What makes contribution-via-API so attractive (as compared to contribution-via-source)?
- You don’t need to understand someone else’s code, which is a huge factor for many potential contributors.
- You can start with a simple ‘hello world’ example, which is normally provided in the documentation for any of the APIs, and go from there. This is a model that tends to work very well with a lot of people, since you will instantly have something to try and run. Instant gratification for developers.
- No risk of breaking things: The API (should be) designed in such a way that whatever you do will not impact anyone else who uses the service/application.
- No risk of rejection: You just use the API. No maintainer has to agree to your view or vision. You can make your contribution public in any way you like, if necessary completely independent from the actual project.

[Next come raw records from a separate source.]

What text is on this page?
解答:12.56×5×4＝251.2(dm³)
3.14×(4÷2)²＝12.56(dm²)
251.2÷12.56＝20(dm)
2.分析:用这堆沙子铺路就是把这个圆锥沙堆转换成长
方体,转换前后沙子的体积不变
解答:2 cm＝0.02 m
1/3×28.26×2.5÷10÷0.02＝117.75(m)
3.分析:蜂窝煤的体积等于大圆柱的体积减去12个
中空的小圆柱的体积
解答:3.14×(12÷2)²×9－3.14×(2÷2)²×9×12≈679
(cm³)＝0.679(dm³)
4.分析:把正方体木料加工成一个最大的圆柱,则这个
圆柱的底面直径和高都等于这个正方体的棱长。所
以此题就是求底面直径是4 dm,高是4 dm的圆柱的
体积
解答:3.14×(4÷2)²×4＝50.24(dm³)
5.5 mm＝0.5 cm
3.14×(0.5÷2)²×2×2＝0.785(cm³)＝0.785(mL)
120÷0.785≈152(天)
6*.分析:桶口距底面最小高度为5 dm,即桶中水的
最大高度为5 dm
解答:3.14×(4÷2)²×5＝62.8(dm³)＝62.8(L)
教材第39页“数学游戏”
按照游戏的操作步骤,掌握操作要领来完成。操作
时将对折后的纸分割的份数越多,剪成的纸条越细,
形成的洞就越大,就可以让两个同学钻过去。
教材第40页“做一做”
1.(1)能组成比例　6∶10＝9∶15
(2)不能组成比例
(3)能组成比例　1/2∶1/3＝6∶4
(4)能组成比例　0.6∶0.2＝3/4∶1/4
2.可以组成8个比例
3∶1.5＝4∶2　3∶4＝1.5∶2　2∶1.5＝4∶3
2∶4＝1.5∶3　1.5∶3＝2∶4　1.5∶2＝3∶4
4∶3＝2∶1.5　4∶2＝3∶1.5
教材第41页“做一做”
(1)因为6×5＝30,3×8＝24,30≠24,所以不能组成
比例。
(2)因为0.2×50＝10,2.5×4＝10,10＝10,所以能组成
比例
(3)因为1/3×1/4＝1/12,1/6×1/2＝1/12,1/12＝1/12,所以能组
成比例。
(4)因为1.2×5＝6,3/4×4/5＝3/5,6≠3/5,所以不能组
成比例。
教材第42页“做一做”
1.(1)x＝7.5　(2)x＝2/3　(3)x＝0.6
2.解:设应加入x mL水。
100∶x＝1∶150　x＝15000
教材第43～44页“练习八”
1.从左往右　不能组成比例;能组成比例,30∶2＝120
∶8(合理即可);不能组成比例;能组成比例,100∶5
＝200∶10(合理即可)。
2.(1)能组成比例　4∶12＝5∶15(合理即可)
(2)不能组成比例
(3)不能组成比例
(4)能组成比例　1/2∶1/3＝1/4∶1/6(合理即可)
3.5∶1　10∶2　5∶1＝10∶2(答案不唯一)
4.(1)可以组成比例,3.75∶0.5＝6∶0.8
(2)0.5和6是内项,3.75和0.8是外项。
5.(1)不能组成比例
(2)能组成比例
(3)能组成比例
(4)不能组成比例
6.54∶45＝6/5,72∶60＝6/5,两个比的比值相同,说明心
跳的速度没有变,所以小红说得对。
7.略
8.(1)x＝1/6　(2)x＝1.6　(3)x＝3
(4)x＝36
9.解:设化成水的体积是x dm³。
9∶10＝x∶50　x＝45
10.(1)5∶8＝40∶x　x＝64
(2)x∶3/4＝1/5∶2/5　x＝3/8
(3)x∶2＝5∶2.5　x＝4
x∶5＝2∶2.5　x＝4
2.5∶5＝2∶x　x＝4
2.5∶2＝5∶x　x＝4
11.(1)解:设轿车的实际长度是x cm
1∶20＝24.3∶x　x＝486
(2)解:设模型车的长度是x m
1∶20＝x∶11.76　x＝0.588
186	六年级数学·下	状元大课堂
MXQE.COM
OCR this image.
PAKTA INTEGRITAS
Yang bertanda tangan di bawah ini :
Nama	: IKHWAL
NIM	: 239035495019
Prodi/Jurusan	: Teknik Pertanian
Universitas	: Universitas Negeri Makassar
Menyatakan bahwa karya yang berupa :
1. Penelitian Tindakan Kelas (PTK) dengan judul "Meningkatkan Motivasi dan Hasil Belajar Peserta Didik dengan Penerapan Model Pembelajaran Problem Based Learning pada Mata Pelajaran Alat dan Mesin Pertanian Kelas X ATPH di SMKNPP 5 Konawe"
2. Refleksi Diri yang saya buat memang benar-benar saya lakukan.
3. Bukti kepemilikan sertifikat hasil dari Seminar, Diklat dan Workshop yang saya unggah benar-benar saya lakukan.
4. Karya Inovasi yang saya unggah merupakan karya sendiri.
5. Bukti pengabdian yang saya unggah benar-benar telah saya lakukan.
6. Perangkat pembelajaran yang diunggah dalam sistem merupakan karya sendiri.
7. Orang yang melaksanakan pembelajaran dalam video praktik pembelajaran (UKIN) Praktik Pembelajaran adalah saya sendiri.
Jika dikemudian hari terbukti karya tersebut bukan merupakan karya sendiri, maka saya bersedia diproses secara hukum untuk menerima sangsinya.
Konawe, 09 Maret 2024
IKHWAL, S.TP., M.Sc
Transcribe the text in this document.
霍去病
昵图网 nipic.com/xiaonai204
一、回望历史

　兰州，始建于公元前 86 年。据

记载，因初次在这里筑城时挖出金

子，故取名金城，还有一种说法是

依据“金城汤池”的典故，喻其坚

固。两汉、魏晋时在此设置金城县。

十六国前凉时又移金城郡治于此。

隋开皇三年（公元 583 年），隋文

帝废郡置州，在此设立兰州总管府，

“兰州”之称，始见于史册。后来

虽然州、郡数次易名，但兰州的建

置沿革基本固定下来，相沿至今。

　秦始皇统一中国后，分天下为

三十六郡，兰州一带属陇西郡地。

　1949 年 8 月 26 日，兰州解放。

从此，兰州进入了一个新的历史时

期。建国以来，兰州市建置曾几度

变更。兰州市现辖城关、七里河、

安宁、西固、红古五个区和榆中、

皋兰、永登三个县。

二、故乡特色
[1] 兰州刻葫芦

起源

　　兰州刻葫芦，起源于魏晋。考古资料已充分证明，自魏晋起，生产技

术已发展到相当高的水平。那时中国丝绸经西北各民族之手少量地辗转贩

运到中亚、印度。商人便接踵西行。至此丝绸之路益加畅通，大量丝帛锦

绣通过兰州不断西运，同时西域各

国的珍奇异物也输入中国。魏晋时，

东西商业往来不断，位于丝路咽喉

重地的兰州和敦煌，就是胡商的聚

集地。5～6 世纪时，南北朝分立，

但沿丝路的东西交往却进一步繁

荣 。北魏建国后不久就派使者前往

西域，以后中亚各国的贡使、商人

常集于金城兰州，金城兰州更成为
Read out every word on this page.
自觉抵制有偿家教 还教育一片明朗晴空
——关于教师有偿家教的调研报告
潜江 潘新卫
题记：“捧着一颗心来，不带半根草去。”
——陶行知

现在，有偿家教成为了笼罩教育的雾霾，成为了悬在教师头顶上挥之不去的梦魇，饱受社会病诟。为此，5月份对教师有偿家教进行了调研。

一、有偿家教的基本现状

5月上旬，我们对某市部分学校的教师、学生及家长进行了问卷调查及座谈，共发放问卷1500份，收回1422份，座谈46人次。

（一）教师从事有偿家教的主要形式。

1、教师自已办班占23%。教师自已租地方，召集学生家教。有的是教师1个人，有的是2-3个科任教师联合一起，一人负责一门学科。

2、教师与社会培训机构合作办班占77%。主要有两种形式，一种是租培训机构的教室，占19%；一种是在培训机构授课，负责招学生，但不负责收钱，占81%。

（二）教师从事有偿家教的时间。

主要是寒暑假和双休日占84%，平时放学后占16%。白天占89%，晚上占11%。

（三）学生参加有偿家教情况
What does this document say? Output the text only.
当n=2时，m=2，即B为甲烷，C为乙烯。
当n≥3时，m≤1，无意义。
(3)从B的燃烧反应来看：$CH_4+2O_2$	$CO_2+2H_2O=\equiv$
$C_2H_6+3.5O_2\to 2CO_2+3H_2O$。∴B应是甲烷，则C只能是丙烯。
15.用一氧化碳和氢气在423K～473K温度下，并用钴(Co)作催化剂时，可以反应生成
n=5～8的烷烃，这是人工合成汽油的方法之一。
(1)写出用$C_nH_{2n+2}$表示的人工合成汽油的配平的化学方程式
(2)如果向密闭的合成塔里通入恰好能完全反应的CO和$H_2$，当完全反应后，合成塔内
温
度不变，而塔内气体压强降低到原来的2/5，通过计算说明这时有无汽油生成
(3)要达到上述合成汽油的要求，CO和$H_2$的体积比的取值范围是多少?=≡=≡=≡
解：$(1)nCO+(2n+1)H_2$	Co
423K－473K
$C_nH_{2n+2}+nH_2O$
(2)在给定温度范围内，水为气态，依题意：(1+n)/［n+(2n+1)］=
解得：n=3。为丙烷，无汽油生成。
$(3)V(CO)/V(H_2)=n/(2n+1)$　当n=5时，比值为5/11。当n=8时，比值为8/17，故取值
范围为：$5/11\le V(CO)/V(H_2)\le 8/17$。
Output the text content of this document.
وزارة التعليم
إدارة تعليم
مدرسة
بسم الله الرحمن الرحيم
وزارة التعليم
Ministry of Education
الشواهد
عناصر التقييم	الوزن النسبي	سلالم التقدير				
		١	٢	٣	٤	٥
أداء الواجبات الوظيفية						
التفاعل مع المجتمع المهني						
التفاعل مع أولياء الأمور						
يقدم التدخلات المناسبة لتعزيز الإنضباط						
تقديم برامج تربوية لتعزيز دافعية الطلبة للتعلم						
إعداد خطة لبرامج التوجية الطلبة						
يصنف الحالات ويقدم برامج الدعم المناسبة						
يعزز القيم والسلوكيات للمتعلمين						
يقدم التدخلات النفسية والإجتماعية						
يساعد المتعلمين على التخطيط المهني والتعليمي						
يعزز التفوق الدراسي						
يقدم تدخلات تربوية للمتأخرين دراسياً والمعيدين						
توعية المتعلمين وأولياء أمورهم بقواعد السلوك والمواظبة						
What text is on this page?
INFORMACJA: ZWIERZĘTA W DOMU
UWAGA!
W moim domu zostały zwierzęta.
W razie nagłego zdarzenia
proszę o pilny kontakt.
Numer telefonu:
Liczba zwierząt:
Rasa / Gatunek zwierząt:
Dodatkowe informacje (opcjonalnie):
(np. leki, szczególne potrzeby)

The source might be there for anyone to work with, but even open source companies should spend time and effort to design open APIs, since that is often the much easier, less painful way for contributors to get started. And some of the closed-source vendors with their APIs can teach us a valuable lesson.
Some traditional open source projects, such as Firefox, already have a good approach in that they support well documented APIs for extensions (plugins). For them this is an effective way to harness a very creative and active user community.
On the other hand, open source companies have an important advantage over the closed, proprietary providers of open APIs: Some contributers just want to get into the guts of the system, contributing on much deeper levels than just the APIs. In that case, well designed and inviting code and clear architecture can go a long way to attract those extremely valuable developers. For this reason, I like to see the code in an open source project as a feature in itself: Every feature ads value, and if good code is a feature that attracts good developers then it certainly ads value as well. But those developers are the exception. Most potential contributors will feel much more comfortable in the safety of a ‘sandbox’ offered to them by a well defined open API.
Sometimes it is said that developers get into open source because they need to ‘scratch an itch’: They needed something done for which no right tool was available. In many cases this is what draws people to become contributors to already existing projects as well. I would say that open APIs to key components of your system allow many more developers on different levels of expertise to contribute and to scratch their itch without having to go through the often frightening process of hacking code.
So, if you aim to build a large contributor community for your open source project quickly, aim for open APIs, not only open source.